Problem of The Day: Number of Steps to Reduce a Number in Binary Representation to One
Problem Statement
Intuition
My initial thought is to repeatedly apply the rules given: if the number is even, divide by 2; if it’s odd, add 1. The process continues until the number is reduced to ‘1’. Since binary representation simplifies division by 2 (just shifting right) and addition of 1 (handling carry), these operations can be efficiently managed.
Approach
- Convert the binary string to an integer.
- Initialize a counter for steps.
- Loop until the number is 1:
- If the number is even, divide it by 2.
- If the number is odd, add 1.
- Convert the result back to binary string for the next iteration.
- Increment the step counter each iteration.

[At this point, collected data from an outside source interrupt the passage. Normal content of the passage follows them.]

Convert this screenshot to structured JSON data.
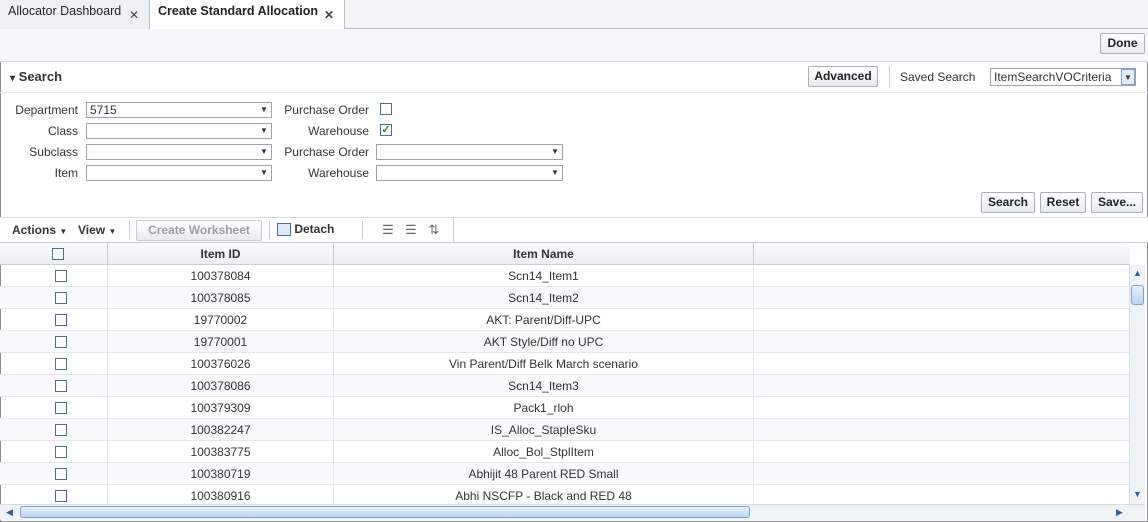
{
  "tabs": [
    {
      "label": "Allocator Dashboard"
    },
    {
      "label": "Create Standard Allocation"
    }
  ],
  "done_label": "Done",
  "search": {
    "title": "Search",
    "advanced_label": "Advanced",
    "saved_search_label": "Saved Search",
    "saved_search_value": "ItemSearchVOCriteria",
    "fields": {
      "department": {
        "label": "Department",
        "value": "5715"
      },
      "class": {
        "label": "Class",
        "value": ""
      },
      "subclass": {
        "label": "Subclass",
        "value": ""
      },
      "item": {
        "label": "Item",
        "value": ""
      },
      "purchase_order_cb": {
        "label": "Purchase Order",
        "checked": false
      },
      "warehouse_cb": {
        "label": "Warehouse",
        "checked": true
      },
      "purchase_order": {
        "label": "Purchase Order",
        "value": ""
      },
      "warehouse": {
        "label": "Warehouse",
        "value": ""
      }
    },
    "buttons": {
      "search": "Search",
      "reset": "Reset",
      "save": "Save..."
    }
  },
  "toolbar": {
    "actions": "Actions",
    "view": "View",
    "create_worksheet": "Create Worksheet",
    "detach": "Detach"
  },
  "table": {
    "columns": [
      "",
      "Item ID",
      "Item Name"
    ],
    "rows": [
      {
        "id": "100378084",
        "name": "Scn14_Item1"
      },
      {
        "id": "100378085",
        "name": "Scn14_Item2"
      },
      {
        "id": "19770002",
        "name": "AKT: Parent/Diff-UPC"
      },
      {
        "id": "19770001",
        "name": "AKT Style/Diff no UPC"
      },
      {
        "id": "100376026",
        "name": "Vin Parent/Diff Belk March scenario"
      },
      {
        "id": "100378086",
        "name": "Scn14_Item3"
      },
      {
        "id": "100379309",
        "name": "Pack1_rloh"
      },
      {
        "id": "100382247",
        "name": "IS_Alloc_StapleSku"
      },
      {
        "id": "100383775",
        "name": "Alloc_Bol_StplItem"
      },
      {
        "id": "100380719",
        "name": "Abhijit 48 Parent RED Small"
      },
      {
        "id": "100380916",
        "name": "Abhi NSCFP - Black and RED 48"
      }
    ]
  }
}
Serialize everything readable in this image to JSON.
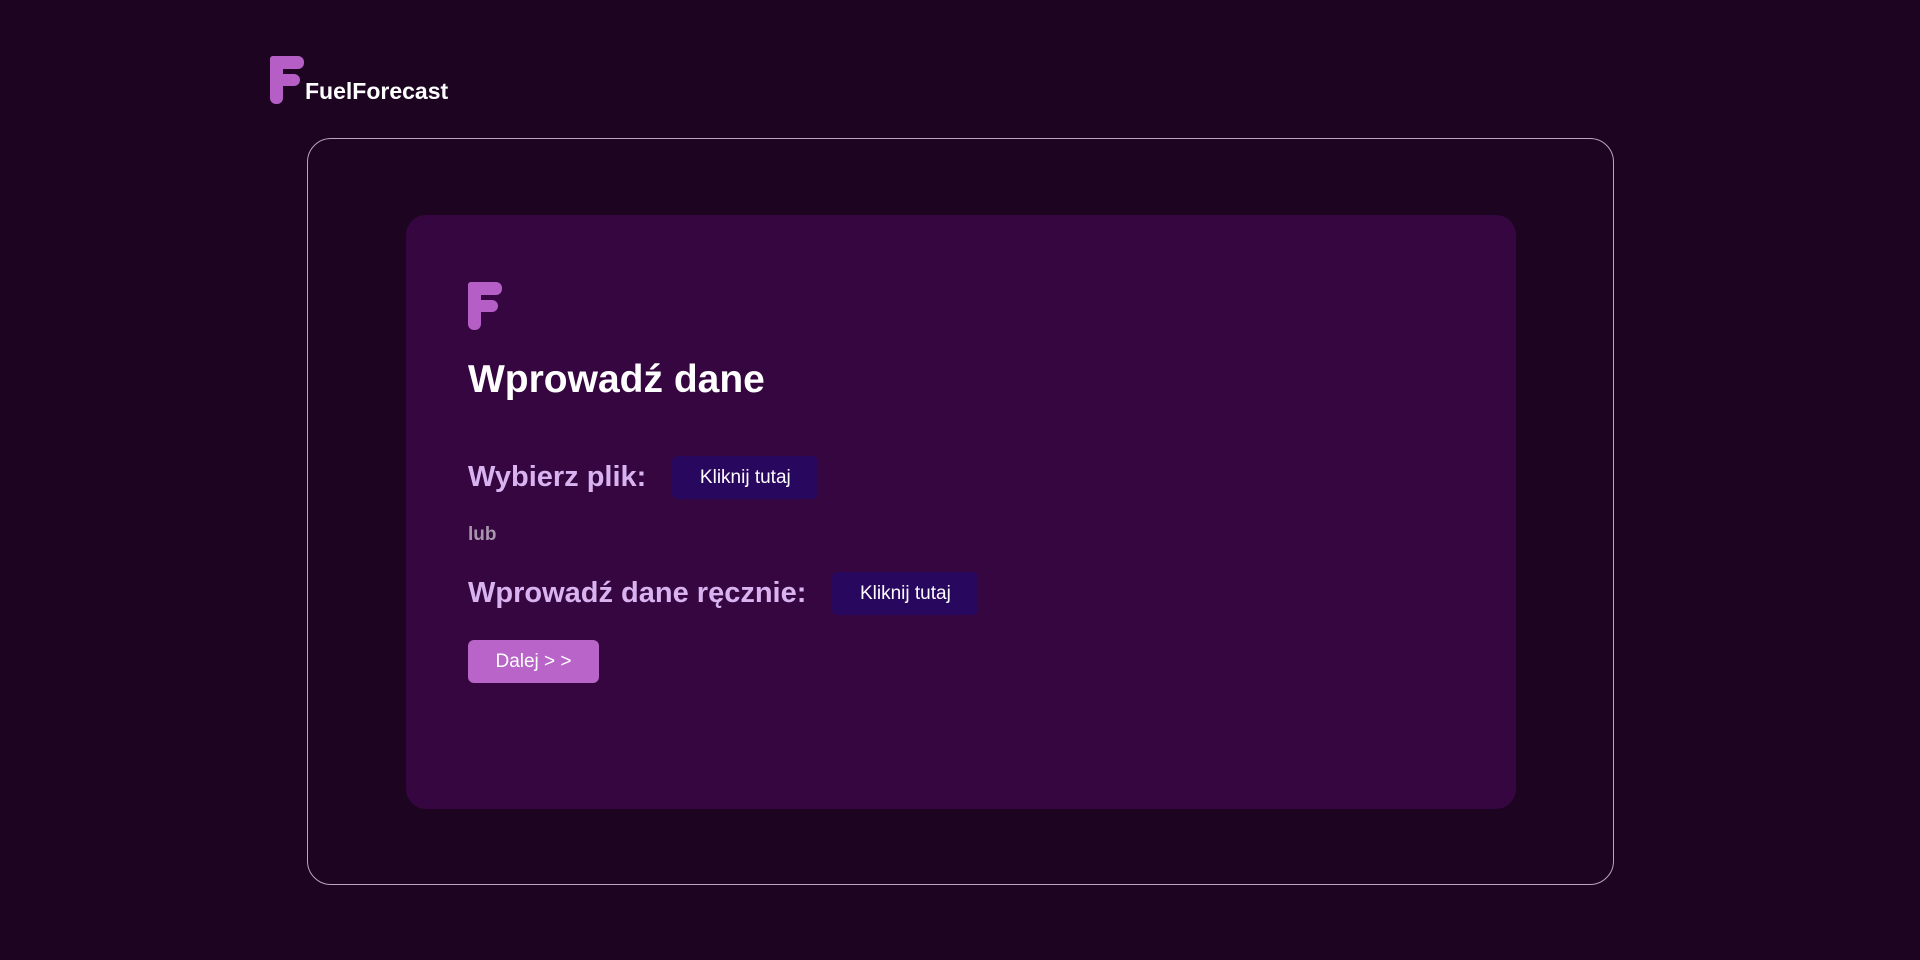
{
  "header": {
    "brand_name": "FuelForecast",
    "logo_icon": "fuelforecast-f-logo"
  },
  "card": {
    "logo_icon": "fuelforecast-f-logo",
    "title": "Wprowadź dane",
    "file_row": {
      "label": "Wybierz plik:",
      "button_label": "Kliknij tutaj"
    },
    "separator": "lub",
    "manual_row": {
      "label": "Wprowadź dane ręcznie:",
      "button_label": "Kliknij tutaj"
    },
    "next_button_label": "Dalej > >"
  },
  "colors": {
    "background": "#1d0522",
    "card": "#350640",
    "accent": "#b864c8",
    "secondary_button": "#28075f",
    "label": "#d9b3f0"
  }
}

- Return the total number of steps.
Complexity
-
Time complexity: The time complexity is (O(n)), where (n) is the number of bits in the binary string. Each operation (addition or division) reduces the number of bits, leading to a linear time complexity relative to the number of bits.
-
Space complexity: The space complexity is (O(1)) for the integer and step counter, not accounting for the space needed to store the binary string representation.
Code
class Solution:
def numSteps(self, s: str) -> int:
if s == '1':
return 0
steps = 0
while s != '0b1':
num = int(s, 2)
if num % 2 == 0:
num //= 2
else:
num += 1
s = str(bin(num))
steps += 1
return steps
I will improve this code by handling the binary string operations directly without converting back and forth between binary string and integer. This avoids unnecessary conversions and improves efficiency.
class Solution:
def numSteps(self, s: str) -> int:
steps = 0
while s != '1':
if s[-1] == '0':
s = s[:-1]
else:
s = bin(int(s, 2) + 1)[2:]
steps += 1
return steps
Editorial
Approach 1: Simulation
class Solution:
def divide_by_two(self, s):
s.pop()
def add_one(self, s):
i = len(s) - 1
# Iterating while the character is 1 and changing to 0
while i >= 0 and s[i] != "0":
s[i] = "0"
i -= 1
if i < 0:
s.insert(0, "1")
else:
s[i] = "1"
def numSteps(self, s: str) -> int:
s = list(s)
operations = 0
while len(s) > 1:
N = len(s)
if s[N - 1] == "0":
self.divide_by_two(s)
else:
self.add_one(s)
operations += 1
return operations
- Time: O(n^2)
- Space: O(N)
Approach 2: Greedy
class Solution:
def numSteps(self, s: str) -> int:
N = len(s)
operations = 0
carry = 0
for i in range(N - 1, 0, -1):
digit = int(s[i]) + carry
if digit % 2 == 1:
operations += 2
carry = 1
else:
operations += 1
return operations + carry
- Time: O(N)
- Space: O(1)